Toolkit additions (dmtoolkit/coding.py)

Function Built in Does
hamming_distance(a, b) Ch. 26 # differing positions
hamming_encode(bits) Ch. 26 4 data bits → 7-bit codeword
hamming_decode(bits) Ch. 26 correct ≤1 error → (data, error_pos)
syndrome(H, word) Ch. 38 $Hy^{\mathsf T}$ over GF(2); names the error position for Hamming
min_distance(codewords) Ch. 38 min nonzero weight = $d_{\min}$ (linear codes, Thm 38.4)

Builds toward capstone Track D (a working error-correcting code over a noisy channel).

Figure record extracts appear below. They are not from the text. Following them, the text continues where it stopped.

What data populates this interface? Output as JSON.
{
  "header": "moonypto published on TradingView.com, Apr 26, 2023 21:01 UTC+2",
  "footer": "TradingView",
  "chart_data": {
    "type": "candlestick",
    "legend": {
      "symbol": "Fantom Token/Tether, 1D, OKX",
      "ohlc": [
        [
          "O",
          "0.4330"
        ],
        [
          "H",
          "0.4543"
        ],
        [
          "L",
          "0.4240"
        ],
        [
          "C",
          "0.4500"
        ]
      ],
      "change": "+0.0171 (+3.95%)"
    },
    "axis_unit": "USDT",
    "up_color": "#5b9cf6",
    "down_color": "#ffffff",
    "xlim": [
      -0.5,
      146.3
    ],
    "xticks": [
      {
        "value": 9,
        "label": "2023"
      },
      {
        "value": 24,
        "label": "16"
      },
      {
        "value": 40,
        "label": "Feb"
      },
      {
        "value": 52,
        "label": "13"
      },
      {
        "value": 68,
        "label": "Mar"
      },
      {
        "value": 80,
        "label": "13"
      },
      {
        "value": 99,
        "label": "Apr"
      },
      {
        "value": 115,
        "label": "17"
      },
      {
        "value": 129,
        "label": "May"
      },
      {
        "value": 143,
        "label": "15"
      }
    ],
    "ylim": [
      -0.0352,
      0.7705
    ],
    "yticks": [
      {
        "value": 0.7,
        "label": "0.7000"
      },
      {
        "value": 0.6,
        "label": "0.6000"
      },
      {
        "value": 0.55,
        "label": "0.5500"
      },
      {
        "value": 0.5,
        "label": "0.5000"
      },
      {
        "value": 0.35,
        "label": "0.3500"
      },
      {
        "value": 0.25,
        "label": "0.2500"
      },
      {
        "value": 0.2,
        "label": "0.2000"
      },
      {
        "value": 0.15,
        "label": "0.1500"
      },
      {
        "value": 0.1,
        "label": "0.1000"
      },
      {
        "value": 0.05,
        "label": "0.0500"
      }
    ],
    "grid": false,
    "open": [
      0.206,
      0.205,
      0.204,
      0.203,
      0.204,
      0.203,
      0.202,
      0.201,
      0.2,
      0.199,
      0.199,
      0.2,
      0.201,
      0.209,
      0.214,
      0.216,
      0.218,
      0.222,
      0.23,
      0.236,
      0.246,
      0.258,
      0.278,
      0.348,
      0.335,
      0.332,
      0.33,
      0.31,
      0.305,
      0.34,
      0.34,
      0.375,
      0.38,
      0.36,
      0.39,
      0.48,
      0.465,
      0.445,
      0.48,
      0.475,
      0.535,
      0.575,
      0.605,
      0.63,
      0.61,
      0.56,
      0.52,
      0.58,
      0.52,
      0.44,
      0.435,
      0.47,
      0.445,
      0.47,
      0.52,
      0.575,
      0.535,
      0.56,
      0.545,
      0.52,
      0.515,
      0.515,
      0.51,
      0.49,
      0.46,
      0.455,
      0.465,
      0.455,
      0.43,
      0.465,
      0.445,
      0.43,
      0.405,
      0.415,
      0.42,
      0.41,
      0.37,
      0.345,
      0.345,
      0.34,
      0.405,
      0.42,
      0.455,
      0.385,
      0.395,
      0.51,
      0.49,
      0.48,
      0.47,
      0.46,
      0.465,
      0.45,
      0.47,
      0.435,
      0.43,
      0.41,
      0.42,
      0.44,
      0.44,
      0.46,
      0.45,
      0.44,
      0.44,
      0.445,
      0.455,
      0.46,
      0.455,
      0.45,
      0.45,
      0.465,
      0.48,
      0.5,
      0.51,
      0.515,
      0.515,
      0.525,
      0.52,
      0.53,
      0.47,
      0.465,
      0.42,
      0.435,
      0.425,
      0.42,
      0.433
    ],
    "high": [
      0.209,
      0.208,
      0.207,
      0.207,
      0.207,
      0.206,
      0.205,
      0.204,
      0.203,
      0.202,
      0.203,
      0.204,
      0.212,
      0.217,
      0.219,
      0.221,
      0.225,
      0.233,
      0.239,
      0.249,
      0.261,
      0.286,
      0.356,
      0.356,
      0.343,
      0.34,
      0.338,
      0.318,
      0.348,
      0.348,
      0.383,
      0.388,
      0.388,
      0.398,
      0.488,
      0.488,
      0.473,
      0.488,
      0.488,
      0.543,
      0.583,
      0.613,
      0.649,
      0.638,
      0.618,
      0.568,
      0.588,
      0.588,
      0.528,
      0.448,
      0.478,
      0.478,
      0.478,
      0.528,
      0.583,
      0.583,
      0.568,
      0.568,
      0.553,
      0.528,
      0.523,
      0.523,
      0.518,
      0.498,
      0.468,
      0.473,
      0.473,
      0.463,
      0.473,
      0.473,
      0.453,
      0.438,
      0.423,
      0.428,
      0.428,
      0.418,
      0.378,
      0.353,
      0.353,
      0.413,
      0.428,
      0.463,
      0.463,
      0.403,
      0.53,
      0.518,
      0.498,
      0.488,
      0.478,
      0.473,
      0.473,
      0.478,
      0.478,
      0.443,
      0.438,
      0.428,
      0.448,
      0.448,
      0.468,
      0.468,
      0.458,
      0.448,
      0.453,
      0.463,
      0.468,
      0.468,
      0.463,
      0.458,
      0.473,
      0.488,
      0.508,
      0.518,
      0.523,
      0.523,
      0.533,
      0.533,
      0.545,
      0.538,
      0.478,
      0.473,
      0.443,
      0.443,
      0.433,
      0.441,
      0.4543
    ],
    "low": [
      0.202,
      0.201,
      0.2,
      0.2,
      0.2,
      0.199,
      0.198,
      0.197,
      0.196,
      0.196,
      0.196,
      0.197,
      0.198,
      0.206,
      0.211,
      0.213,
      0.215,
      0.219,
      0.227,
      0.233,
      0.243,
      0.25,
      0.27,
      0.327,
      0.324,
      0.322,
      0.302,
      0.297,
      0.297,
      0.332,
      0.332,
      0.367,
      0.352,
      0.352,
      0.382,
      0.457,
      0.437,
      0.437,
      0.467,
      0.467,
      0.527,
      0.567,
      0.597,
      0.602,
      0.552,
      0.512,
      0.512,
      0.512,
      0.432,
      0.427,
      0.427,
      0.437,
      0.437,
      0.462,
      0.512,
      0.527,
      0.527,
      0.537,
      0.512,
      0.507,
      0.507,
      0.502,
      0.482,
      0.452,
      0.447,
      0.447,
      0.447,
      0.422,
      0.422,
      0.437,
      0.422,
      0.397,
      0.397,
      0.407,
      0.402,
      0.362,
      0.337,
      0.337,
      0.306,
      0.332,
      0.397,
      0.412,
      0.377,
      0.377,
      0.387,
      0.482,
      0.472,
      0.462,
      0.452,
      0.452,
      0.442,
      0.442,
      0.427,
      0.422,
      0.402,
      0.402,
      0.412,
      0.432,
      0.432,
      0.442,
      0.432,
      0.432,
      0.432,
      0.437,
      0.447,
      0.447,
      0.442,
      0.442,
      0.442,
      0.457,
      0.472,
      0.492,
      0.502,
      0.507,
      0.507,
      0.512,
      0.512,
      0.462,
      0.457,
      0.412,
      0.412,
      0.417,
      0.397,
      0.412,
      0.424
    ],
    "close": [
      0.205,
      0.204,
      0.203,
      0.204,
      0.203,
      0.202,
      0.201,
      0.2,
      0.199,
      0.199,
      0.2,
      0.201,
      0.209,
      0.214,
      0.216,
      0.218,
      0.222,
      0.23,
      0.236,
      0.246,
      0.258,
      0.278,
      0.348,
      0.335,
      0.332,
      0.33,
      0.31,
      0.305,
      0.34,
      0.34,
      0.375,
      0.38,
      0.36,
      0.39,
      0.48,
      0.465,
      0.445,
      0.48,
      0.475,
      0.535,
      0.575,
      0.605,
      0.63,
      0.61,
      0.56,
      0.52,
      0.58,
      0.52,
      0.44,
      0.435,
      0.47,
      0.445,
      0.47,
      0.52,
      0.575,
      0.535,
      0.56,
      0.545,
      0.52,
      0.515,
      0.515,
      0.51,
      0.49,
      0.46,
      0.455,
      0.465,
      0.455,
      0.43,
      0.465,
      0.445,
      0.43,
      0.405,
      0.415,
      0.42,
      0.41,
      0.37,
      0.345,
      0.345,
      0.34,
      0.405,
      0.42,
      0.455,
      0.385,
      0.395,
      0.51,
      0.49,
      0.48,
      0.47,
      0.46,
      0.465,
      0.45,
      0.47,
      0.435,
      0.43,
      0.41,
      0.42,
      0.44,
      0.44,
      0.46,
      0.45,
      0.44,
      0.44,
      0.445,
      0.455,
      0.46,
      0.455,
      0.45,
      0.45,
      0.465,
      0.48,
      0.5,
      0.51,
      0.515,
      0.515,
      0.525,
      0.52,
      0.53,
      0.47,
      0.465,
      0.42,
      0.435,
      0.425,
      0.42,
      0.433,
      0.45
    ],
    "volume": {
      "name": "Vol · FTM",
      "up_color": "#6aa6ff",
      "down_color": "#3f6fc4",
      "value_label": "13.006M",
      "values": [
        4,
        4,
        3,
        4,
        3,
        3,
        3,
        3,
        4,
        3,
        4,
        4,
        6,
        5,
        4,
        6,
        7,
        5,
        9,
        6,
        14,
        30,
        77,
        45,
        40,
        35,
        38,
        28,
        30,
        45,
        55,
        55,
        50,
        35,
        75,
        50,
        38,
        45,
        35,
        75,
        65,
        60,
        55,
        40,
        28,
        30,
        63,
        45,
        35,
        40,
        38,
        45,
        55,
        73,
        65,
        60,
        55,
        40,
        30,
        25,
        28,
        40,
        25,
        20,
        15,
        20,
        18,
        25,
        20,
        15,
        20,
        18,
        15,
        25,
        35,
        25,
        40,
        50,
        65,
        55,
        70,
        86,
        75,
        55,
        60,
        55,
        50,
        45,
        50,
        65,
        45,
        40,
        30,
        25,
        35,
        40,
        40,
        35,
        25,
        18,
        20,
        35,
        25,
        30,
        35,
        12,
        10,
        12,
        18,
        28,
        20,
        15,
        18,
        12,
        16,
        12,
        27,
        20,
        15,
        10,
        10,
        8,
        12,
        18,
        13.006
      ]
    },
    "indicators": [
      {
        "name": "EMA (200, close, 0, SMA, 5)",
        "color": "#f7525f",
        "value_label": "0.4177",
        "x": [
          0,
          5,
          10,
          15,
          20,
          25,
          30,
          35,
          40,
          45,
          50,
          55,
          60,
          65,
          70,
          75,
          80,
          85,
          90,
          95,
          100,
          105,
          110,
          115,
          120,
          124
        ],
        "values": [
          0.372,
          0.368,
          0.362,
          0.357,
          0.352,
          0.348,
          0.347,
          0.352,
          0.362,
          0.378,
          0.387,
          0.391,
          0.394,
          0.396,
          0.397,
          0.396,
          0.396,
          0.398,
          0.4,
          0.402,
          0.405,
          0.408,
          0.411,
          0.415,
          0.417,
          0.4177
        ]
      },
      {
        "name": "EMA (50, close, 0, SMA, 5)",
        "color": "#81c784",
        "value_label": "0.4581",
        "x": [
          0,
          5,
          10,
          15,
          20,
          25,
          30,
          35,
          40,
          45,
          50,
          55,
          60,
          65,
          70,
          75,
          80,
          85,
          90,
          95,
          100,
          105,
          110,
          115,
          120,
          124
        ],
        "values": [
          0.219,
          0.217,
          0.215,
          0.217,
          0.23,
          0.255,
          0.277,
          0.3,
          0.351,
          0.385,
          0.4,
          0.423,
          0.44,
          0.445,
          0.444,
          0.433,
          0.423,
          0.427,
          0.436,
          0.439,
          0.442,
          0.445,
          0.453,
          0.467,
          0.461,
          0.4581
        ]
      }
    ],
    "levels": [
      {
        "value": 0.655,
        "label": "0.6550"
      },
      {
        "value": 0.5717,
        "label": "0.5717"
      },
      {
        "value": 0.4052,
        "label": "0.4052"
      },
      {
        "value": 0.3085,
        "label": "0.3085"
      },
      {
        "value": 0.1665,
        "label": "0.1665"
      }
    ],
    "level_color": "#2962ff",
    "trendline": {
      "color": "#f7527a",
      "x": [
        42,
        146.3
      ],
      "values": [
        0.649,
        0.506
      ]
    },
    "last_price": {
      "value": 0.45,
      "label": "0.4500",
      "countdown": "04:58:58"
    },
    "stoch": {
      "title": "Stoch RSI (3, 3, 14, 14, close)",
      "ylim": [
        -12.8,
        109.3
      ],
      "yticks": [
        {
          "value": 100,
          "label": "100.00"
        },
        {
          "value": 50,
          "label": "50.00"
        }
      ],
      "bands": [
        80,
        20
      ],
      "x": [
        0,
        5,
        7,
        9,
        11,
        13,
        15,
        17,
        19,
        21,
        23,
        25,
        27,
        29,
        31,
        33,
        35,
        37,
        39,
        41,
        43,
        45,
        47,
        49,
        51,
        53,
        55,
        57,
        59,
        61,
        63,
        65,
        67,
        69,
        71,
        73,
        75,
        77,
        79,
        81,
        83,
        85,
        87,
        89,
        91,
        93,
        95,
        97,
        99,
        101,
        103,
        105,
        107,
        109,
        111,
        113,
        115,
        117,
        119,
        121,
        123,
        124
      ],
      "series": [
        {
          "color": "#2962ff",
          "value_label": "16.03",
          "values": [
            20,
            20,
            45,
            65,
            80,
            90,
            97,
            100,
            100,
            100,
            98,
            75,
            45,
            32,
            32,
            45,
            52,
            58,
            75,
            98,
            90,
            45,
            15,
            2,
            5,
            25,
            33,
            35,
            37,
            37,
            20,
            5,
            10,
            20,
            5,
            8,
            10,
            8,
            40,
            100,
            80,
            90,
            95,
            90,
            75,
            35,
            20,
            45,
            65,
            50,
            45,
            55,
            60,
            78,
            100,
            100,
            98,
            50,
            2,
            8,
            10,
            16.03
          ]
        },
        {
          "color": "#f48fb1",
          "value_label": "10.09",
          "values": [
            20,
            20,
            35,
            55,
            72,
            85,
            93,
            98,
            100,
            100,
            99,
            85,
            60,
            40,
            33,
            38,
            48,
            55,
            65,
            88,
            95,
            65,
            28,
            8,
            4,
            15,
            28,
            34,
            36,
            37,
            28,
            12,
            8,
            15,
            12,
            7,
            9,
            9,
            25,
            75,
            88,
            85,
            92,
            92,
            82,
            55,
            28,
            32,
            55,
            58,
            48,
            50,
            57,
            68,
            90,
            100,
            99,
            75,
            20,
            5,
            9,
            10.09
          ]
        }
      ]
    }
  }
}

  • Builds on: Ch. 24 (finite fields $\mathrm{GF}(2)$, $\mathrm{GF}(2^8)$ — the structure under linear & RS codes); Ch. 26 (parity, checksums, CRC, bursts, polynomials over $\mathbb{Z}_2$ — error detection).
  • Sets up: Ch. 39 capstone Track D.
  • Recurring themes: abstraction (a code is a subspace; decoding is linear algebra); proofs guarantee correctness (distance gives theorems, not "probably"); discrete math is the language of CS (CDs, QR, ECC RAM, Voyager).